Reputation: 3081
I am trying to match dates in a string where the date is formatted as (month dd, yyyy). I am confused by what I see when I use my regex pattern below. It only matches strings that begin with a date. What am I missing?
>>> p = re.compile('[A-z]{3}\s{1,}\d{1,2}[,]\s{1,}\d{4}')

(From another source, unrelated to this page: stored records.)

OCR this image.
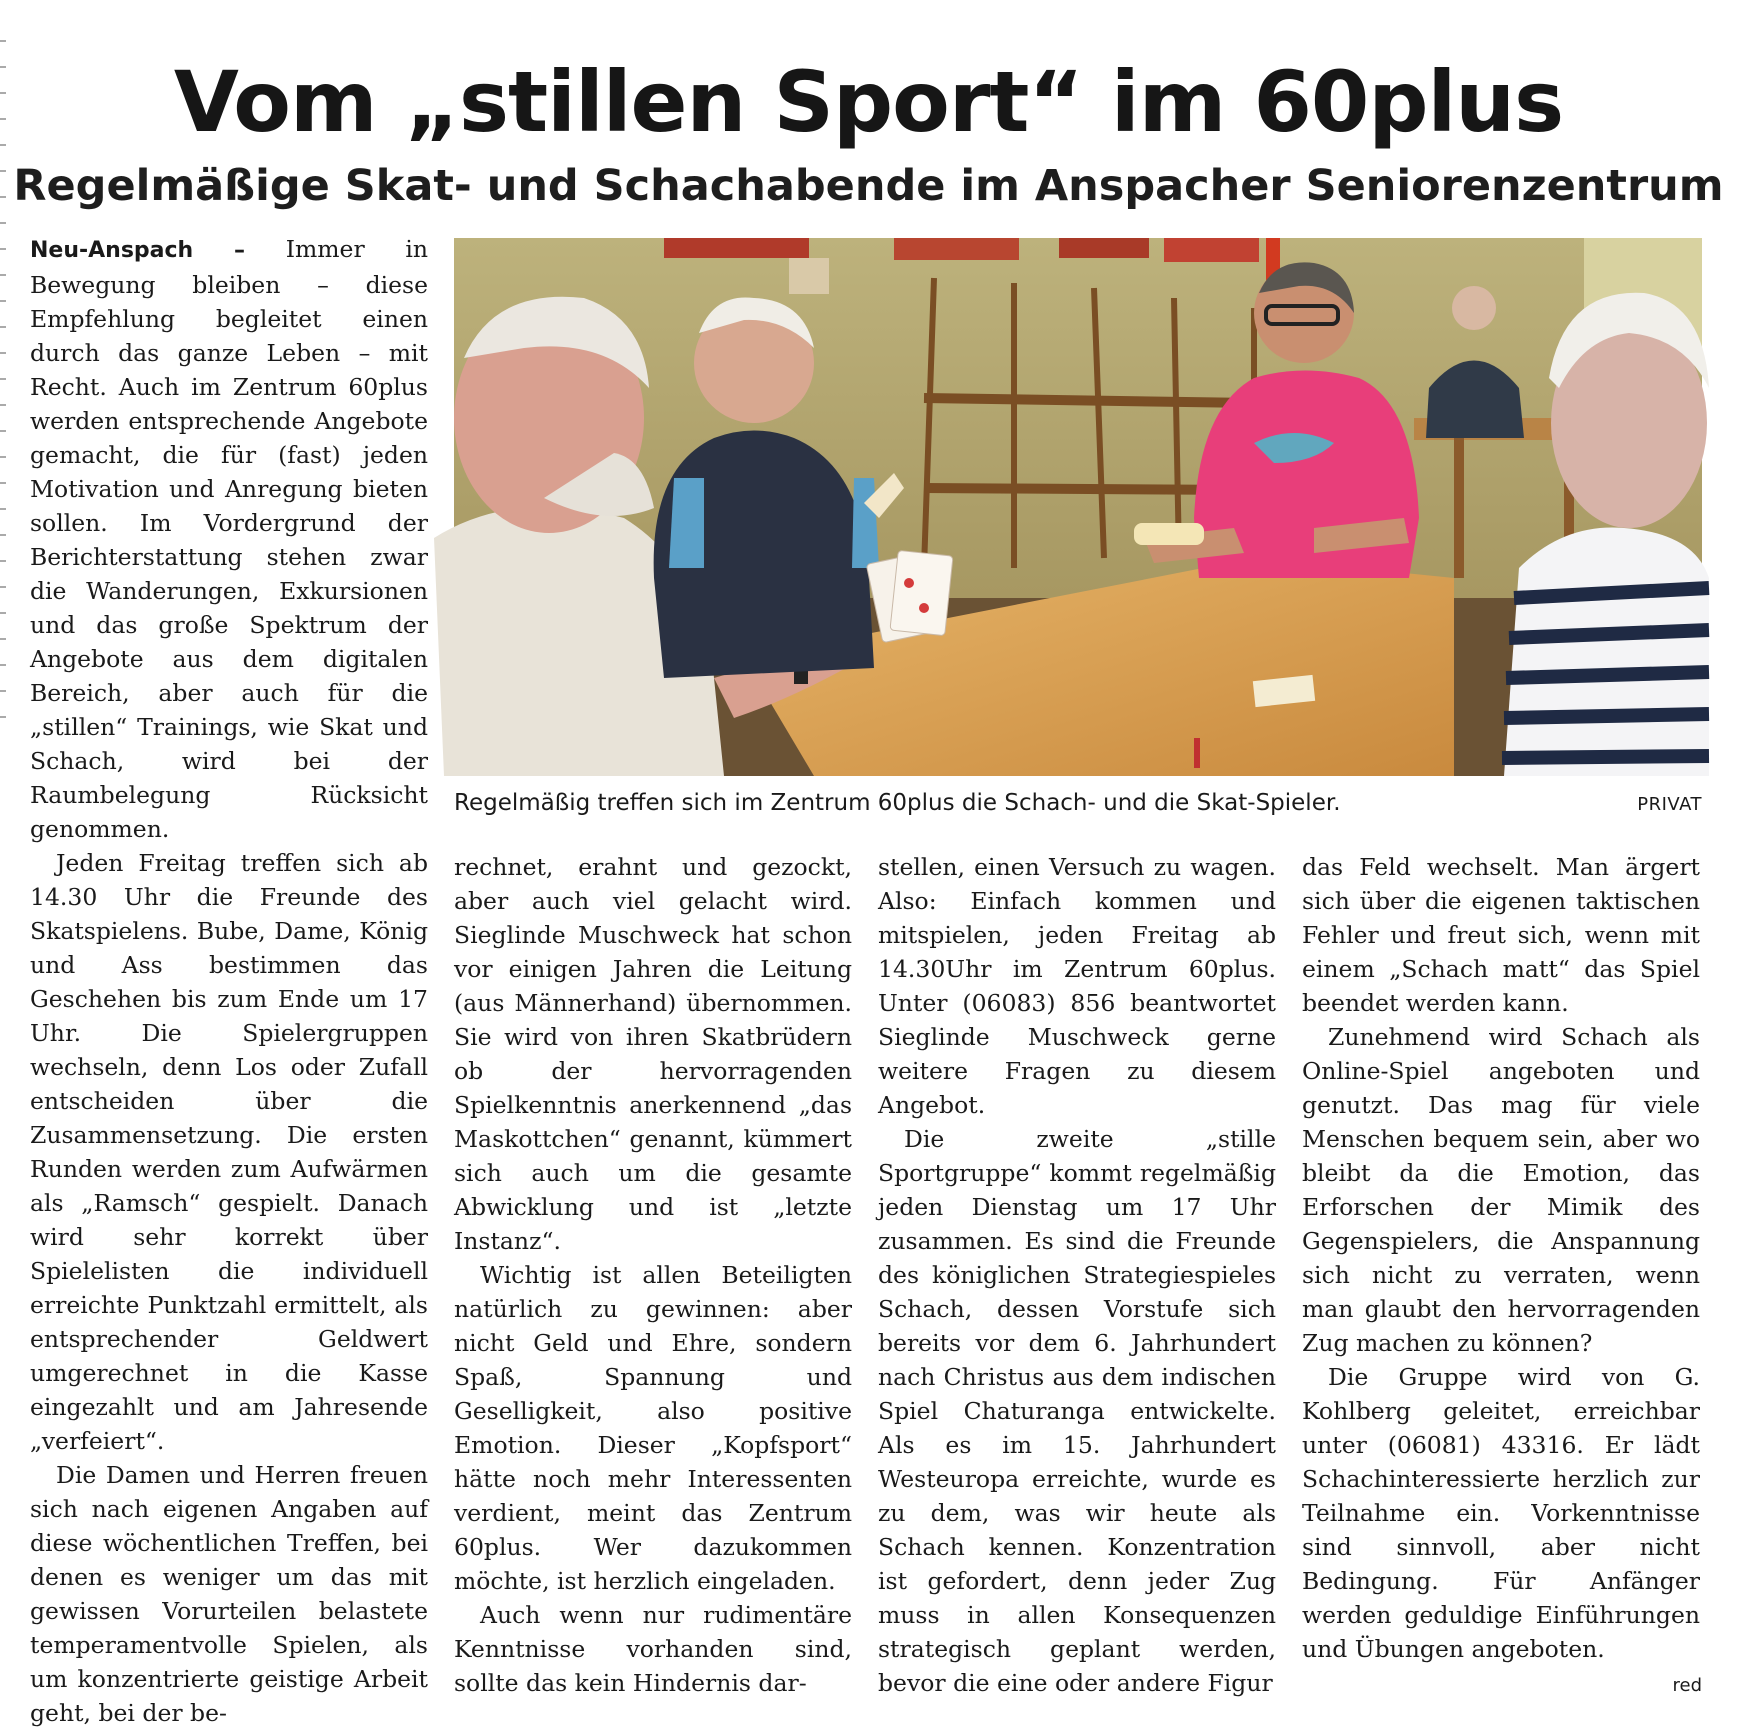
Vom „stillen Sport“ im 60plus
Regelmäßige Skat- und Schachabende im Anspacher Seniorenzentrum

Neu-Anspach – Immer in Bewegung bleiben – diese Empfehlung begleitet einen durch das ganze Leben – mit Recht. Auch im Zentrum 60plus werden entsprechende Angebote gemacht, die für (fast) jeden Motivation und Anregung bieten sollen. Im Vordergrund der Berichterstattung stehen zwar die Wanderungen, Exkursionen und das große Spektrum der Angebote aus dem digitalen Bereich, aber auch für die „stillen“ Trainings, wie Skat und Schach, wird bei der Raumbelegung Rücksicht genommen.

Jeden Freitag treffen sich ab 14.30 Uhr die Freunde des Skatspielens. Bube, Dame, König und Ass bestimmen das Geschehen bis zum Ende um 17 Uhr. Die Spielergruppen wechseln, denn Los oder Zufall entscheiden über die Zusammensetzung. Die ersten Runden werden zum Aufwärmen als „Ramsch“ gespielt. Danach wird sehr korrekt über Spielelisten die individuell erreichte Punktzahl ermittelt, als entsprechender Geldwert umgerechnet in die Kasse eingezahlt und am Jahresende „verfeiert“.

Die Damen und Herren freuen sich nach eigenen Angaben auf diese wöchentlichen Treffen, bei denen es weniger um das mit gewissen Vorurteilen belastete temperamentvolle Spielen, als um konzentrierte geistige Arbeit geht, bei der be-

Regelmäßig treffen sich im Zentrum 60plus die Schach- und die Skat-Spieler.	PRIVAT

rechnet, erahnt und gezockt, aber auch viel gelacht wird. Sieglinde Muschweck hat schon vor einigen Jahren die Leitung (aus Männerhand) übernommen. Sie wird von ihren Skatbrüdern ob der hervorragenden Spielkenntnis anerkennend „das Maskottchen“ genannt, kümmert sich auch um die gesamte Abwicklung und ist „letzte Instanz“.

Wichtig ist allen Beteiligten natürlich zu gewinnen: aber nicht Geld und Ehre, sondern Spaß, Spannung und Geselligkeit, also positive Emotion. Dieser „Kopfsport“ hätte noch mehr Interessenten verdient, meint das Zentrum 60plus. Wer dazukommen möchte, ist herzlich eingeladen.

Auch wenn nur rudimentäre Kenntnisse vorhanden sind, sollte das kein Hindernis dar-

stellen, einen Versuch zu wagen. Also: Einfach kommen und mitspielen, jeden Freitag ab 14.30Uhr im Zentrum 60plus. Unter (06083) 856 beantwortet Sieglinde Muschweck gerne weitere Fragen zu diesem Angebot.

Die zweite „stille Sportgruppe“ kommt regelmäßig jeden Dienstag um 17 Uhr zusammen. Es sind die Freunde des königlichen Strategiespieles Schach, dessen Vorstufe sich bereits vor dem 6. Jahrhundert nach Christus aus dem indischen Spiel Chaturanga entwickelte. Als es im 15. Jahrhundert Westeuropa erreichte, wurde es zu dem, was wir heute als Schach kennen. Konzentration ist gefordert, denn jeder Zug muss in allen Konsequenzen strategisch geplant werden, bevor die eine oder andere Figur

das Feld wechselt. Man ärgert sich über die eigenen taktischen Fehler und freut sich, wenn mit einem „Schach matt“ das Spiel beendet werden kann.

Zunehmend wird Schach als Online-Spiel angeboten und genutzt. Das mag für viele Menschen bequem sein, aber wo bleibt da die Emotion, das Erforschen der Mimik des Gegenspielers, die Anspannung sich nicht zu verraten, wenn man glaubt den hervorragenden Zug machen zu können?

Die Gruppe wird von G. Kohlberg geleitet, erreichbar unter (06081) 43316. Er lädt Schachinteressierte herzlich zur Teilnahme ein. Vorkenntnisse sind sinnvoll, aber nicht Bedingung. Für Anfänger werden geduldige Einführungen und Übungen angeboten.

red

>>> s = "xyz Dec 31, 2013 - Jan 4, 2014"
>>> print p.match(s).start()
Traceback (most recent call last):
File "<stdin>", line 1, in <module>
AttributeError: 'NoneType' object has no attribute 'start'
>>> s = "Dec 31, 2013 - Jan 4, 2014"
>>> print p.match(s).start()
0 #Correct
Upvotes: 0
Views: 123
Reputation: 10951
Use re.findall
rather than re.match
, it will return to you list of all matches:
>>> s = "Dec 31, 2013 - Jan 4, 2014"
>>> r = re.findall(r'[A-z]{3}\s{1,}\d{1,2}[,]\s{1,}\d{4}',s)
>>> r
['Dec 31, 2013', 'Jan 4, 2014']
>>>
>>> s = 'xyz Dec 31, 2013 - Jan 4, 2014'
>>> r = re.findall(r'[A-z]{3}\s{1,}\d{1,2}[,]\s{1,}\d{4}',s)
>>> r
['Dec 31, 2013', 'Jan 4, 2014']
From Python docs:
re.match(pattern, string, flags=0)
If zero or more characters at the beginning of string match the regular expression pattern, return a corresponding MatchObject instance
In the other hand:
findall()
matches all occurrences of a pattern, not just the first one as search() does.
Upvotes: 2
Reputation: 120
Use the search method instead of match. Match compares the whole string but search finds the matching part.
Upvotes: 1
Reputation: 67968
p = re.compile(r'.*?[A-Za-z]{3}\s{1,}\d{1,2}[,]\s{1,}\d{4}')
match
matches a string from start.if start does is not same it will fail.In the first example xyz
will be consumed by [A-Za-z]{3}
but rest of the string will not match.
You can directly use your regex with re.findall
and get the result without caring about the location of the match.
Upvotes: 1